People with gout are at increased risk of having a heart attack, according to a University of Pittsburgh School of Medicine study published in the August edition of the journal Arthritis & Rheumatism. This is the first study to show that among men with no previous history of coronary artery disease, gout is a significant independent risk factor of heart attack.
Gout is a metabolic disease marked by acute arthritis and inflammation of the joints, usually beginning in the knee or foot. It is caused by hyperuricemia, a build up of uric acid in blood. When chronic or severe hyperuricemia leads to urate crystals within joints, it results in an inflammatory response that manifests as gouty arthritis.
"Our study confirms that gouty arthritis is an independent risk factor for myocardial infarction (MI) or heart attack. Until now this relationship has not been explained by well-known links to renal function, metabolic syndrome, diuretic use and the traditional cardiovascular risk factors," said Eswar Krishnan, M.D., assistant professor of medicine at the University of Pittsburgh School of Medicine, division of rheumatology, and principal author of the study.
The prospective study examined data from 12,866 men who were enrolled for a mean of 6.5 years in the Multiple Risk Factor Intervention Trial (MRFIT), a randomized primary cardiovascular disease prevention trial conducted and supported by the National Heart, Lung and Blood Institute.
There were 5,337 men with hyperuricemia at the beginning of the study. Over the study period, 1,123 individuals developed gouty arthritis. There was no statistically significant difference between the groups with regard to cholesterol levels, aspirin use, family history of acute MI, or diabetes mellitus. However, the group with gout was significantly more likely to have used diuretics and alcohol. Modest yet statistically significant elevations of blood pressure, age, blood glucose and body mass index were observed in the gout group. Subjects in the group with gout were less likely to be current smokers than were those in the group without gout.

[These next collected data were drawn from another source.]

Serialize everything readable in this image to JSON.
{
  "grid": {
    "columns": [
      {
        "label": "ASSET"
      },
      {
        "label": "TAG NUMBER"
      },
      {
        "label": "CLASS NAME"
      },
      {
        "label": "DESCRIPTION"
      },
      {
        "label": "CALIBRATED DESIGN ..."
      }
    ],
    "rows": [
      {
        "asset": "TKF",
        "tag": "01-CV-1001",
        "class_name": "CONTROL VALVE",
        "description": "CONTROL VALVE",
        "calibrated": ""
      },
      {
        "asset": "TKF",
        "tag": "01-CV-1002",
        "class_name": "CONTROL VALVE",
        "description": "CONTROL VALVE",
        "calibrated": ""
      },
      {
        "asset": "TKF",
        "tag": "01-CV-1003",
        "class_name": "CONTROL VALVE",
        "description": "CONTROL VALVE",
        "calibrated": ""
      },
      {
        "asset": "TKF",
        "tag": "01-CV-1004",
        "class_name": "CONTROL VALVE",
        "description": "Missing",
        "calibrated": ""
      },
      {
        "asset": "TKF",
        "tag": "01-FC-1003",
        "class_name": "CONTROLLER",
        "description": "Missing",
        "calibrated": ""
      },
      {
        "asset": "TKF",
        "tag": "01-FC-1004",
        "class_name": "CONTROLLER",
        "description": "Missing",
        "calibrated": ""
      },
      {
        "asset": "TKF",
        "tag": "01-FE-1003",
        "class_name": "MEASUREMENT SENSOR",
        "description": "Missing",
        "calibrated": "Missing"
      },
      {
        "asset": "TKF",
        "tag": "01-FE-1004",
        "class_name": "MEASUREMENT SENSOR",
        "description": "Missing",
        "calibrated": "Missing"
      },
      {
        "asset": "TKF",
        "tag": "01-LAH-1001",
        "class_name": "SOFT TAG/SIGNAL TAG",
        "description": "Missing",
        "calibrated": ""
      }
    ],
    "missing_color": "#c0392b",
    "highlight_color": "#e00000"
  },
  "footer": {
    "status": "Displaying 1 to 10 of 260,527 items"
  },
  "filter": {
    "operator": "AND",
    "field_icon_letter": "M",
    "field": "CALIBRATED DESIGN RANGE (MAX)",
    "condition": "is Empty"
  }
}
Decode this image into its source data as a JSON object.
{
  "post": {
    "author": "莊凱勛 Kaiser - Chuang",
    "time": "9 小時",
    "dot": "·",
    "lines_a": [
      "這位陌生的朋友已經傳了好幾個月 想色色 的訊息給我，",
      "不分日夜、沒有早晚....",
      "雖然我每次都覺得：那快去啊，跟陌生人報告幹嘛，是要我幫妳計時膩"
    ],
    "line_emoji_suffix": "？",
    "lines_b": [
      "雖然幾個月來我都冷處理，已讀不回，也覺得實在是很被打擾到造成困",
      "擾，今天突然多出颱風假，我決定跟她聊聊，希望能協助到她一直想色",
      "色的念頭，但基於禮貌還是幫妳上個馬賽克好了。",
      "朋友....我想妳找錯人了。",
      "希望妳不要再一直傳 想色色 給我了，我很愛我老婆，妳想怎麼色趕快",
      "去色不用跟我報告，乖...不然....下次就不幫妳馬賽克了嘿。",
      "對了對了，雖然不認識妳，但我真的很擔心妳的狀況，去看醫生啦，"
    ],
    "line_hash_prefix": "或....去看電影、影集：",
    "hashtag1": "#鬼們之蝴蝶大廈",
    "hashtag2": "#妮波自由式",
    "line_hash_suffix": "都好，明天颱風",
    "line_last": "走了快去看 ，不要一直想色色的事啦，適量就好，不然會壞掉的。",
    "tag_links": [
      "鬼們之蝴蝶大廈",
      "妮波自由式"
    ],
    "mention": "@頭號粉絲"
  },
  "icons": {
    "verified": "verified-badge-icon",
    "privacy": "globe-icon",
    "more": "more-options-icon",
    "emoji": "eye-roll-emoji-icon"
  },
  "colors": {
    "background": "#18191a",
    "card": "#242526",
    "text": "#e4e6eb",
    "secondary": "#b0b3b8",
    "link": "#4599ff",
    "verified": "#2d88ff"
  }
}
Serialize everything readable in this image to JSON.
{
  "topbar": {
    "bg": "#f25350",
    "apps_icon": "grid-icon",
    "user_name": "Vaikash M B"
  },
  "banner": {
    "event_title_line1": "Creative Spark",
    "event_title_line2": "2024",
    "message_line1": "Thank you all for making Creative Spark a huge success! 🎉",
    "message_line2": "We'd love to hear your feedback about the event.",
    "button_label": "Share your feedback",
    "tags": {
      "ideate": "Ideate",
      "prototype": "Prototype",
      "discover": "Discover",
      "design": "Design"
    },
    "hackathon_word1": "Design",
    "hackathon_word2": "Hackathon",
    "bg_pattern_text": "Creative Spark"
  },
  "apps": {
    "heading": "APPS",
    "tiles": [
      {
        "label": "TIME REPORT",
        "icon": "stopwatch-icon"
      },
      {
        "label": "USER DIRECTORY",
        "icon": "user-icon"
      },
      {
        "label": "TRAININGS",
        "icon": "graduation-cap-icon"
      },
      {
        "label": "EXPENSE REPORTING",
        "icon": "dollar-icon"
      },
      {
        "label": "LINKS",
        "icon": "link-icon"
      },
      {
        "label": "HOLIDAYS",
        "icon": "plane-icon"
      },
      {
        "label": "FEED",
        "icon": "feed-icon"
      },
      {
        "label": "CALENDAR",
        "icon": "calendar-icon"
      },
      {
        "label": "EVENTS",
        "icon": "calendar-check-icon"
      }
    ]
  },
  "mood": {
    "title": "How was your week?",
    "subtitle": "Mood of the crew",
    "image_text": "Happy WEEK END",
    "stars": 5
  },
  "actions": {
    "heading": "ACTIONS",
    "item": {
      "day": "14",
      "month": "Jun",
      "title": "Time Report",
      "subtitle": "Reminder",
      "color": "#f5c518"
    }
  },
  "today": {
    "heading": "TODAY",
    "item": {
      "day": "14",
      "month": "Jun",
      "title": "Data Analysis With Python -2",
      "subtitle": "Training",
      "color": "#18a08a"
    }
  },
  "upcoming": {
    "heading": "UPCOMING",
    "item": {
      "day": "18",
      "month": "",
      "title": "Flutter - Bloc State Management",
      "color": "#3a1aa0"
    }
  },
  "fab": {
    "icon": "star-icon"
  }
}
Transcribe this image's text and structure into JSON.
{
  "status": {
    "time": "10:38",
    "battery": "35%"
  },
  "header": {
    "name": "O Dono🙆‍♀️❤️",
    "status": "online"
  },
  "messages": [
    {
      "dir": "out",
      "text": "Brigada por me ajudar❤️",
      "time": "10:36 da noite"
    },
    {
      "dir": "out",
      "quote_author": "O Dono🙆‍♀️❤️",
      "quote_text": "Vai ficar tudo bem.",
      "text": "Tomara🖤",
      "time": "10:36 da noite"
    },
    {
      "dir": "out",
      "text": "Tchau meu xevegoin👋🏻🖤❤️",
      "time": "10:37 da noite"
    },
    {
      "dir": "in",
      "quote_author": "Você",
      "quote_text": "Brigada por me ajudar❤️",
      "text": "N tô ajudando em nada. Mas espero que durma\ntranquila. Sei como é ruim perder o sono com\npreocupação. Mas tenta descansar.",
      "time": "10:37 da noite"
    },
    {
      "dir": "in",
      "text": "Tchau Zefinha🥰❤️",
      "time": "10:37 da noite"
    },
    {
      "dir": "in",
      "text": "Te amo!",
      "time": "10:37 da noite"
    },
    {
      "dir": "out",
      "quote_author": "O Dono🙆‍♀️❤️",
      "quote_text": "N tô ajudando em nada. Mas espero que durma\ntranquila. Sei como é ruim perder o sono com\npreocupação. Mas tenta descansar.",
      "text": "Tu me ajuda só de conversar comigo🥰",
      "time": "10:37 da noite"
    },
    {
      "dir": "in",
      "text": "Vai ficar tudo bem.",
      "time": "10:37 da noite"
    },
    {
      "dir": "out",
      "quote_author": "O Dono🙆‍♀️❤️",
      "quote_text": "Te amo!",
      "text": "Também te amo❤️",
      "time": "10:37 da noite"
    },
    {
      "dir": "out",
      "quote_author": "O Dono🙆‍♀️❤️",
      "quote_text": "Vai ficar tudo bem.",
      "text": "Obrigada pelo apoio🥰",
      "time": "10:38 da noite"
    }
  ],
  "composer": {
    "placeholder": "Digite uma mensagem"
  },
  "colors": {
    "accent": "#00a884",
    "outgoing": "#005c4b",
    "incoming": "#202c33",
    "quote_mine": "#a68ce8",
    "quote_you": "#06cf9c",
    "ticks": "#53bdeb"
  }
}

During the course of the study, 1,108 events of acute MI occurred in the group with gout (10.5 percent) and 990 events in the group without gout (8.43 percent). Of the 1,108 MIs, 246 were fatal.
The study also found a relationship between gout and the risk of acute MI to be present among nonusers of alcohol, diuretics or aspirin and among those who did not have metabolic syndrome, diabetes mellitus or obesity.
"The absolute magnitude of the relative risk for the presence of gout was not high. Yet, the odds ratio associated with gout was relatively high compared to other risk factors in this study," Dr. Krishnan said. "For acute MI to occur, an environment that promotes atherogenesis and thrombogenesis is needed. Hyperuricemia is well known to be an independent risk factor for atherosclerotic diseases in general and since chronic hyperuricemia is strongly associated with gout, it is not very surprising that an independent coronary risk for the presence of both hyperuricemia and gout was observed."
This study was supported by an unrestricted grant from TAP Pharmaceutical Products Inc. of Lake Forest, Il. This was an investigator-initiated project, and TAP Pharmaceutical Products Inc. was not involved in the design, data collection, or analysis and interpretation of the data.